A priori hypotheses were formulated to test previously reported MR imaging segmentation differences in AD patients compared with control subjects. These hypotheses were variously tested by linear regression, analysis of variance (ANOVA), analysis of covariance (ANCOVA), or logistic regression, as appropriate, by using the SPLUS environment for data analysis (Statistical Sciences, Seattle, Wash). Because of the small sample size, some of the hypotheses, including most hypotheses related to SIVD, were prespecified to be exploratory in nature, since it was anticipated there would be insufficient power to test all hypotheses while correcting for multiple comparisons. MR imaging segmentation was performed on a subset of previously reported subjects who underwent H-1 MR spectroscopic imaging (24,23). To test whether the H-1 MR spectroscopic imaging metabolite differences were statistically significant between groups in this sub-sample, repeated-measures multivariate ANOVA was used to test the hypotheses of lower NAA/Cho, lower NAA/Cr, and higher Cho/Cr between AD patients and control subjects across all nine voxels (with measures repeated across voxels). Similarly, repeated-measures ANOVA was used to test the hypothesis that NAA/Cr was lower in SIVD patients than in control subjects across all nine voxels, and to test whether NAA/Cr was lower in frontal white matter in SIVD patients than in control subjects. Finally, multivariate ANOVA was used to test whether NAA/Cho was lower and Cho/Cr higher in AD patients than in control subjects in posterior mesial gray matter. We then tested the hypothesis that these differences would still be statistically significant after adjusting for between-group differences in tissue type.

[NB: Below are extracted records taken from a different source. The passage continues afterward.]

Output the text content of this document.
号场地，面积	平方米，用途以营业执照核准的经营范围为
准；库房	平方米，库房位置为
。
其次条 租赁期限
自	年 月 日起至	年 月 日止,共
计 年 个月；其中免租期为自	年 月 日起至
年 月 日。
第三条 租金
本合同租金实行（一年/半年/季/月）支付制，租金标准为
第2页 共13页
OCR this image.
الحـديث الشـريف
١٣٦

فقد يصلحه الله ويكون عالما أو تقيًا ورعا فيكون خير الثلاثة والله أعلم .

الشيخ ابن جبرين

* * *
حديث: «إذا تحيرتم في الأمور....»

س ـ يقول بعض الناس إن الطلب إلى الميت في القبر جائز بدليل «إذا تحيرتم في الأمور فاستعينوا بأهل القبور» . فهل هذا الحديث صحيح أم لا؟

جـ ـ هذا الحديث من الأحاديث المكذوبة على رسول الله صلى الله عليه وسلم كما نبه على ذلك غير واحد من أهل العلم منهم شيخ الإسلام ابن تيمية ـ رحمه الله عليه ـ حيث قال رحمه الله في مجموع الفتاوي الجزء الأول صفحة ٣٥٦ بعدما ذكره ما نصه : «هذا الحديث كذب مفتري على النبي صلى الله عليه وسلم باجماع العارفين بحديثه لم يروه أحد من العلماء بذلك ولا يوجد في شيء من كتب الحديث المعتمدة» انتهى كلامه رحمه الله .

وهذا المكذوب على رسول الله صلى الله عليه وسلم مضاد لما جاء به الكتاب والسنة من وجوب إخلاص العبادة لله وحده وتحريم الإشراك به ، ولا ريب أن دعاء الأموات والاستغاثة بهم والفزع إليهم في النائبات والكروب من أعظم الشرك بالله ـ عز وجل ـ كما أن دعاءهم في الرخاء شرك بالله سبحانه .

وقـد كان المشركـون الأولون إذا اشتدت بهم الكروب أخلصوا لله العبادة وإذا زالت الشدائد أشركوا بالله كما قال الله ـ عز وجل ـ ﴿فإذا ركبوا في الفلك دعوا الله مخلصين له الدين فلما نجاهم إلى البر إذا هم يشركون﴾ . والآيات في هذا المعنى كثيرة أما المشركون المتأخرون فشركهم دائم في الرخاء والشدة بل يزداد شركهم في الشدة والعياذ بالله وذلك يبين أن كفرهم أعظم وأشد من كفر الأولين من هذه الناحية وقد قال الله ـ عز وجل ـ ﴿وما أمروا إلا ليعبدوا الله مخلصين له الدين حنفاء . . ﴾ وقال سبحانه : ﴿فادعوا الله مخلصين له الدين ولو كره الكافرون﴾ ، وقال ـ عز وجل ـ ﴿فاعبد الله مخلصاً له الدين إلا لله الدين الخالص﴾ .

The same analyses described in the preceding paragraph were repeated, with the addition of covariates for percentage supraventricular gray matter, percentage supraventricular white matter, percentage supraventricular sulcal CSF and supraventricular ventricular CSF, and percentage AWMS. These analyses were performed by using the BMDP Program 5V (BMDP, Los Angeles, Calif).
We used linear discriminant analysis (31) to assess if each of our most sensitive MR measures (percentage ventricular CSF or posterior mesial gray matter NAA/Cho) enabled discrimination between disease groups and to determine if MR imaging and MR spectroscopic imaging measures together enabled better discrimination than either MR imaging or MR spectroscopic imaging measure alone. Analyses were performed by using the BMDP Program 7M. They were performed separately for each measure and for each pair of disease groups (AD patients vs control subjects, AD patients vs SIVD patients, SIVD patients vs control subjects). When only one measure is used in each analysis, as was done in this study, linear discriminant analysis can be performed very simply with the following steps: (a) Compute u and υ, the respective sample means of the measure in each of the two disease groups, and (b) assign each individual to a disease group according to whether the individual's observed measure falls above or below (u + υ)/2. Because the usual classification probabilities computed with linear discriminant analysis tend to be higher for the data set on which they were computed than for future data sets, jackknifed classification probabilities (automatically computed by the BMDP Program 7M) were used to assess performance. Jack-knifed classifications were computed as follows: We took each individual one at a time, omitted an individual's data, applied steps a and b to calculate (u + υ)/2 for the remaining data, then classified the omitted individual according to whether its observation was above or below (u + υ)/2.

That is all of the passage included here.